Bill Irwin, who owns Kooper’s burger wagon, has had big success — and big failure — trying to park at Commerce and Pratt streets near the Inner Harbor. When he can get the truck there, business is great. Other times, he’s ticketed for a variety of reasons and forced to find another spot.

“I think someone knew someone who knew someone, and they just pushed us away,” says Irwin, who sometimes tries to avoid these parking hassles by setting up in business parks, often in the suburbs.

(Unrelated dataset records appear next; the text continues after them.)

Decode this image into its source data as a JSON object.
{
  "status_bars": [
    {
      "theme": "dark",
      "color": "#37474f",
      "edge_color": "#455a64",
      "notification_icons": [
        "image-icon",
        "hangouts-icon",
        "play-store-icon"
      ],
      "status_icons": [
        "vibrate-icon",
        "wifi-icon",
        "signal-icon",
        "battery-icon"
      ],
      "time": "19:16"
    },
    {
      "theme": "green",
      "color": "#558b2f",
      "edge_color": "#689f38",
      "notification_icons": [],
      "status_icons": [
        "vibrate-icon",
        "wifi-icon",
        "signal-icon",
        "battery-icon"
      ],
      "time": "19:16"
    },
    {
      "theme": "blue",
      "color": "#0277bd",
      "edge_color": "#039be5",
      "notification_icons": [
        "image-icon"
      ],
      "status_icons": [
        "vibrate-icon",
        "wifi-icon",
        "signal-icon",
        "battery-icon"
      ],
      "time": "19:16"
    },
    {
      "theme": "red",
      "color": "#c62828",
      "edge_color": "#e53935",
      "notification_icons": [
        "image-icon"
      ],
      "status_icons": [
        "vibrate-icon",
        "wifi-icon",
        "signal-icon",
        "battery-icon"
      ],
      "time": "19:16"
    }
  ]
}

It’s hard to find business owners in the city who openly wish flat tires on the new food trucks. James Hughes, general manager of Rosina Gourmet downtown, gently concedes that the trucks have cost him business — “a couple of sandwiches'” worth.

Boheme Cafe owner Martha Lucius says she was certainly leery of them at first — before adopting a live-and-let-live philosophy. “I’m sure if they weren’t here, I’d probably get more business,” she says. “But what’s wrong with a little variety? If my customers don’t want to eat my food every day, that’s OK.”